Animatronics and Designs:
The movie animatronics are, too put it bluntly, “too good”. They don’t feel like they would be at a restaurant. Part of what made the animatronics so eerie and unnerving in the first place. The only malicious animatronic we would see in this movie is Spring-Bonnie in suit mode. The Spring-Bonnie we saw in the second films opening flashback is amazing. The only thing I would change is to remove the glowing eyes. The unmoving unemotional of the eyes are so much more creepy and unnerving (just look at the image above as proof!).

Tone:
The irl movie was odd. It seemed unsure of how serious it wanted to be. For this hypothetical movie I would want a more serious tone. Something closer to the more mundane scenes at the beginning of the first movie, and the tense slasher vibe of the beginning flashback of the second movie.

Fan service:
Imo, the irl movies go far into fan service.
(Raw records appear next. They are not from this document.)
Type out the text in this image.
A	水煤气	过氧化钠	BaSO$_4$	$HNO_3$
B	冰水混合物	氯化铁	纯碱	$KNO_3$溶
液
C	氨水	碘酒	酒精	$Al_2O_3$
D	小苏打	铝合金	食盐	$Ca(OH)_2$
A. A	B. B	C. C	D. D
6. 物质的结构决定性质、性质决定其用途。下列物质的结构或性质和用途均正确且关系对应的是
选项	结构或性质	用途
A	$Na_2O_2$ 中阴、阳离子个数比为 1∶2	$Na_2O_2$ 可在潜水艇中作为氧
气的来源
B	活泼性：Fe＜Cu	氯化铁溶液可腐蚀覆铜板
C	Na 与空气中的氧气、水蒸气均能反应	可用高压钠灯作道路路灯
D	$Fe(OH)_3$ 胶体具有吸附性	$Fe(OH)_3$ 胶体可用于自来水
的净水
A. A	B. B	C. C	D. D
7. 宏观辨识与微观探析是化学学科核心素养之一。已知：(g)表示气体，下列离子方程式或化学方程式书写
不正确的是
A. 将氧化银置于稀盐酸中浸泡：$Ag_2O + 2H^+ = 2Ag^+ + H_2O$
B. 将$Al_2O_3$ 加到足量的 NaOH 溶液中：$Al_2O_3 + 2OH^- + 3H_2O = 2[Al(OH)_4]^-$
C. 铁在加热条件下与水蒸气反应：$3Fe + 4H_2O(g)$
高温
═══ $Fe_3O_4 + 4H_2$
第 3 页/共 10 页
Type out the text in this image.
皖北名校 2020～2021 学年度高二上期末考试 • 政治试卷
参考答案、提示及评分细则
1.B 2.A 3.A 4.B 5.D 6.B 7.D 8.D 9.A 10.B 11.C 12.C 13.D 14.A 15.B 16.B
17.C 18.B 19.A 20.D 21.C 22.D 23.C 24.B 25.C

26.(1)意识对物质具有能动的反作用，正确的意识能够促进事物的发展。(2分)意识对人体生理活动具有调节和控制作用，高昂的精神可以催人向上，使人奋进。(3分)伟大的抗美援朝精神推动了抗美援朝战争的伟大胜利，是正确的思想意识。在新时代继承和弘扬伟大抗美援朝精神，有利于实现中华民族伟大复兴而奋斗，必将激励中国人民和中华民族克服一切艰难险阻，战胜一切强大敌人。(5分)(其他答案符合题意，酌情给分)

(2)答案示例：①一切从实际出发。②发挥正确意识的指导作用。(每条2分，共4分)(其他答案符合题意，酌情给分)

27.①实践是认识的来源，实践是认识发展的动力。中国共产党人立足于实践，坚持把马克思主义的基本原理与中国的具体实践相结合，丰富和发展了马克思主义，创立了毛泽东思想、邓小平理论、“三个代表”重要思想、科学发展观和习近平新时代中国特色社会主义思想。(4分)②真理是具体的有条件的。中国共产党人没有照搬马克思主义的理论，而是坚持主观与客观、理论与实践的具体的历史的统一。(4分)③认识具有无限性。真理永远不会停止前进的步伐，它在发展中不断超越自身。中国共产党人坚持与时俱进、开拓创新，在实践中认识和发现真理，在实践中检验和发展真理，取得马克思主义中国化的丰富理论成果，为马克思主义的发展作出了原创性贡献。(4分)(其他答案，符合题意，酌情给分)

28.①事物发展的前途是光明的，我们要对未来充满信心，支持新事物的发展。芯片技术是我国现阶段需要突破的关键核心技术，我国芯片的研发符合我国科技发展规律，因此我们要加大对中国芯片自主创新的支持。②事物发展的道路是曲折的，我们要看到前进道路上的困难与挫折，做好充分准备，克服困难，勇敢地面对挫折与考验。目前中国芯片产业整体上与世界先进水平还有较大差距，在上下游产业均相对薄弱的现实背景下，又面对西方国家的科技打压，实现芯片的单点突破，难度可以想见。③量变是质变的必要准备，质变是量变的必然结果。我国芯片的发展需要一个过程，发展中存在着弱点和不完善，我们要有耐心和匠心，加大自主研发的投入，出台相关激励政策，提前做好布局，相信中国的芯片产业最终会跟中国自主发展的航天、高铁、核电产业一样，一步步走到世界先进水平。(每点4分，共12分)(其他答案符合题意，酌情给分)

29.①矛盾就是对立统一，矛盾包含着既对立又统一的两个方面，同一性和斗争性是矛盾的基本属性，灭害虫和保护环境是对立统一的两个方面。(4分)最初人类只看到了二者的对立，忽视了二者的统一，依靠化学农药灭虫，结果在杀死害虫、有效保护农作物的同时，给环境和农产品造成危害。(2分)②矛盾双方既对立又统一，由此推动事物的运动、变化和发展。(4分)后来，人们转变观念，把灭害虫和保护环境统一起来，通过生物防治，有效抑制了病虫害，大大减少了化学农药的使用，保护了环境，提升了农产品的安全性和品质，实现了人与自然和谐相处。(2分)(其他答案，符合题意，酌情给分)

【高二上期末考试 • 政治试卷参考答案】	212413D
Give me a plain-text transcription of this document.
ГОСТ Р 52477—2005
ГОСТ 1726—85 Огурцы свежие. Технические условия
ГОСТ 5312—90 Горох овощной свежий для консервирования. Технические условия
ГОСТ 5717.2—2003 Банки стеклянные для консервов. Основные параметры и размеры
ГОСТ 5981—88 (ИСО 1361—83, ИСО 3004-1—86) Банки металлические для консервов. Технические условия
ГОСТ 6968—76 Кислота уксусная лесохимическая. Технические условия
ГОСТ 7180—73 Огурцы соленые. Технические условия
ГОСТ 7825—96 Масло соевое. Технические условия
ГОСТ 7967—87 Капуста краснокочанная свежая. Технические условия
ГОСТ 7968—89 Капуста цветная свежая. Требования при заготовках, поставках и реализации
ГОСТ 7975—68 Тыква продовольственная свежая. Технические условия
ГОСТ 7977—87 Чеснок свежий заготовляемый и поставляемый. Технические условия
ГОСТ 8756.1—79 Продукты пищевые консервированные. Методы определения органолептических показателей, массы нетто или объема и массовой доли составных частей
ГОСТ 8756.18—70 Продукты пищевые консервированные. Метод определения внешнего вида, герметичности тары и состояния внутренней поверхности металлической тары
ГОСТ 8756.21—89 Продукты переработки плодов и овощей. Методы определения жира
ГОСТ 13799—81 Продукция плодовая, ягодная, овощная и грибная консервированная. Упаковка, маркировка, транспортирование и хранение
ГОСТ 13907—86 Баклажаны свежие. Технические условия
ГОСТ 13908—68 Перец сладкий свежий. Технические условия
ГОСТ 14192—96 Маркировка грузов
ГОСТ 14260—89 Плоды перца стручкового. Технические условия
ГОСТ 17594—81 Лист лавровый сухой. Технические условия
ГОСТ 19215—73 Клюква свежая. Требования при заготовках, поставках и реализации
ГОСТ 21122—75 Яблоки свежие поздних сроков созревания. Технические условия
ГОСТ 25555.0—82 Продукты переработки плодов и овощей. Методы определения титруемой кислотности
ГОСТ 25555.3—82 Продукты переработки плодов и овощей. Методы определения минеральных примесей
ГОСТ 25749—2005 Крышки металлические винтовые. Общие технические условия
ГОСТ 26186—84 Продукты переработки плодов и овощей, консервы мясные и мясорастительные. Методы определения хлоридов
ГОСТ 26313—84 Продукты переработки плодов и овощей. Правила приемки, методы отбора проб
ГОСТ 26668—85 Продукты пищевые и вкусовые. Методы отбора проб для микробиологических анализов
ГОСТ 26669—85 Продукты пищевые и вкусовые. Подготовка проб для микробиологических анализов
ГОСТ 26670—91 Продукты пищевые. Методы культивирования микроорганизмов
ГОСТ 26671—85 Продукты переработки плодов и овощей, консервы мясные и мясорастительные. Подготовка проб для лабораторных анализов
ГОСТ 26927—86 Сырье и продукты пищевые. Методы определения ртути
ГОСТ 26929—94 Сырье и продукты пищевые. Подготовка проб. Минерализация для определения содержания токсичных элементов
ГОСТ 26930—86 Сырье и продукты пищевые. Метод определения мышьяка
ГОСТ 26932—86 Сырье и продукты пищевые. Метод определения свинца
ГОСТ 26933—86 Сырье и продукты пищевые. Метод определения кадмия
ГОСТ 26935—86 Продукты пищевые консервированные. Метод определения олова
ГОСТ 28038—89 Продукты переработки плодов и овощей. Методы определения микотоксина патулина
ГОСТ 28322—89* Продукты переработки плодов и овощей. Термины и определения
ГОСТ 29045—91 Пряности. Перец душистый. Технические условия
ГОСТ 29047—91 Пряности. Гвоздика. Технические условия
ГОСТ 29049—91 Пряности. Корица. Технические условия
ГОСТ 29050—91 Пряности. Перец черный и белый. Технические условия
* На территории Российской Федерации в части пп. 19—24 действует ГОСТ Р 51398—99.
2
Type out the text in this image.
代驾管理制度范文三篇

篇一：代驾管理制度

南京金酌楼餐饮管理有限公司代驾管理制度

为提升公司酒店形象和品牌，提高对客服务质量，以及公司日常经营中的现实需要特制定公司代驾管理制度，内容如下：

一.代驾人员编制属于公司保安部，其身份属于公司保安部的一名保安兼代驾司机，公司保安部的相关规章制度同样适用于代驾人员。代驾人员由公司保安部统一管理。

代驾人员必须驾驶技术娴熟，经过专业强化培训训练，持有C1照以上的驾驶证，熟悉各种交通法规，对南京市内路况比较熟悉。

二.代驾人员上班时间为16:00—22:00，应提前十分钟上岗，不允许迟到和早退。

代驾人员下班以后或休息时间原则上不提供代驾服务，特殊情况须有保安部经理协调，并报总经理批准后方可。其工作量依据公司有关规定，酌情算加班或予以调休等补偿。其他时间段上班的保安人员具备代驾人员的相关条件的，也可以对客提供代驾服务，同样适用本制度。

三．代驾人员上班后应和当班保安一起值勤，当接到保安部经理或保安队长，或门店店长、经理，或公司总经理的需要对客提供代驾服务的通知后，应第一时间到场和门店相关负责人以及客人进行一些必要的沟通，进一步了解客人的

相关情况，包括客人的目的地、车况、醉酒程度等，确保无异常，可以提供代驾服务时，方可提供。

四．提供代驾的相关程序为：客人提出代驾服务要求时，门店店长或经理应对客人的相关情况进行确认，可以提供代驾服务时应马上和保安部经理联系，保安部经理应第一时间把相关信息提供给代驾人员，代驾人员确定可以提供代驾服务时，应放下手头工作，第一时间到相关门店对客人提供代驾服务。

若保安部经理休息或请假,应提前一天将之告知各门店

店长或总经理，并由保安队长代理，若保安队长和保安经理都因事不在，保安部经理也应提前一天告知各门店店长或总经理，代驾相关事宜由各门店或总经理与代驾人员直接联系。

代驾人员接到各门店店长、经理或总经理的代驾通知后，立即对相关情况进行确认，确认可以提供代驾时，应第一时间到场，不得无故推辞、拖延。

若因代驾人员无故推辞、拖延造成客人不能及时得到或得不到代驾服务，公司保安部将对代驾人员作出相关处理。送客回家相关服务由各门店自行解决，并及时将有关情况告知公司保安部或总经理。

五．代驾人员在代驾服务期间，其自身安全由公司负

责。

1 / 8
They seem less concerned on how these references will actually fit into the movie, and more concerned about how they can cram in as many as possible. I believe for a movie like this, you should have references. But they should be natural. They should blend into the world the movie is portraying. They should teach the viewers about the history of the world instead of taking them out of it.

Cameos:
I for one loved how the irl movies used cameos. They weren’t too big or distracting. Just “woah it’s that guy!” and then back to normal. I would want this movie to be the same.

Music:
The music of the irl film is amazing. And o would want the same music for this hypothetical movie. Also, the Living Tombstone. I’ve seen some complain about the inclusion of a fan song for the credits. But o think it’s wonderful. No casual watcher will care about the credits. The credits and post-credits are always when already made fans stick around. If the MCU has taught us anything, it’s that.

Ending Scene:
In the back room. All 4 of the main animatronics, Golden Freddy, and a retired animatronic from Fredbear’s Family Diner known as the “Marionette” sit there. Flashes of white dots start to flicker in their eyes. It increases. The lightbulbs hanging on the ceiling increases in intensity before shattering onto the floor, encasing the room back into black. Fade to black…

So, that about wraps up my pitch. I would love to hear some feedback and engage with your thoughts!